Je sortis du caisson dans lequel je passais maintenant la majeure partie de mes journées.
En sortir devenait de plus en plus un supplice, mais mon repas venait d’arriver. J’ouvris la fenêtre pour permettre au bras téléguidé de déposer mon sachet. J’aurais du la laisser ouverte ce matin, comme ça il l’aurait directement laissé sur la table.
Je repensais distraitement à l’époque où des semblables étaient chargés de cette tache. On allait leur ouvrir la porte d’entrée et ils nous tendaient notre dîner. Cette époque me paraissait bien lointaine à présent.
“Hariett, paramètre la fenêtre pour qu’elle s’ouvre immédiatement après la commande de mon déjeuner s’il-te-plaît”. Après une seconde de réflexion je rajoutai : “tous les jours”.
Le bruit familier signifiant qu’elle avait compris et enregistré ma demande retentit. Distraitement, j’ouvris ma boîte-repas.
Tiens, c’était une sorte de curry de légumes aujourd’hui. Pas mal. Mieux en tout cas que l’omelette d’hier. Il faudrait que je vérifie à nouveau que mes choix alimentaires avaient été enregistrés car plus jamais je ne voulais remanger des oeufs de ferme. Rien qu’en imaginant ces pauvres poules empilées sur plus de 3km de haut dans des cages individuelles, j’avais la gerbe.
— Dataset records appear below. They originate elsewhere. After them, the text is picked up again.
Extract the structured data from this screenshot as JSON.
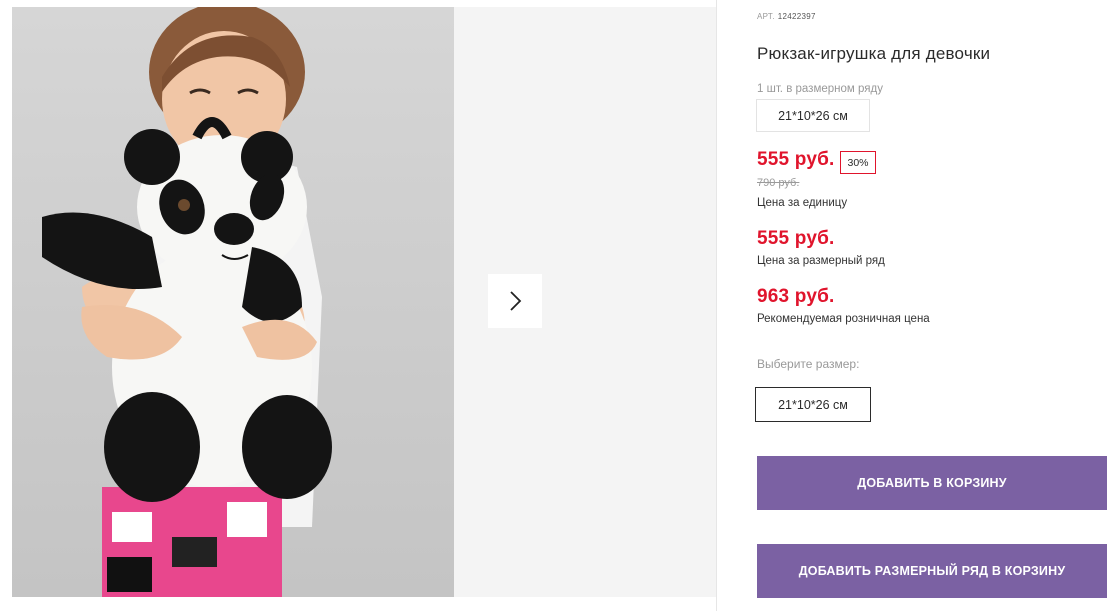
{
  "gallery": {
    "next_icon": "chevron-right-icon"
  },
  "product": {
    "sku_label": "АРТ.",
    "sku_value": "12422397",
    "title": "Рюкзак-игрушка для девочки",
    "pack_label": "1 шт. в размерном ряду",
    "pack_size": "21*10*26 см",
    "unit_price": "555 руб.",
    "discount": "30%",
    "old_price": "790 руб.",
    "unit_price_caption": "Цена за единицу",
    "row_price": "555 руб.",
    "row_price_caption": "Цена за размерный ряд",
    "retail_price": "963 руб.",
    "retail_price_caption": "Рекомендуемая розничная цена",
    "choose_size_label": "Выберите размер:",
    "size_options": [
      "21*10*26 см"
    ]
  },
  "actions": {
    "add_to_cart": "ДОБАВИТЬ В КОРЗИНУ",
    "add_row_to_cart": "ДОБАВИТЬ РАЗМЕРНЫЙ РЯД В КОРЗИНУ"
  },
  "colors": {
    "price_red": "#e0142c",
    "button_purple": "#7b61a3"
  }
}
Les légumes, fruits et viandes de laboratoires me convenaient bien mieux, merci.
J’allumai l’écran depuis mon canapé et zappai distraitement entre les programmes du midi. J’avalai ma première cuillère de curry.
Oui, vraiment sympa avec ces morceaux de chou-fleur.
Je m’arrêtai sur une vidéo spéciale repas. “Un déjeuner apaisé et accompagné, en pleine conscience”. Validé.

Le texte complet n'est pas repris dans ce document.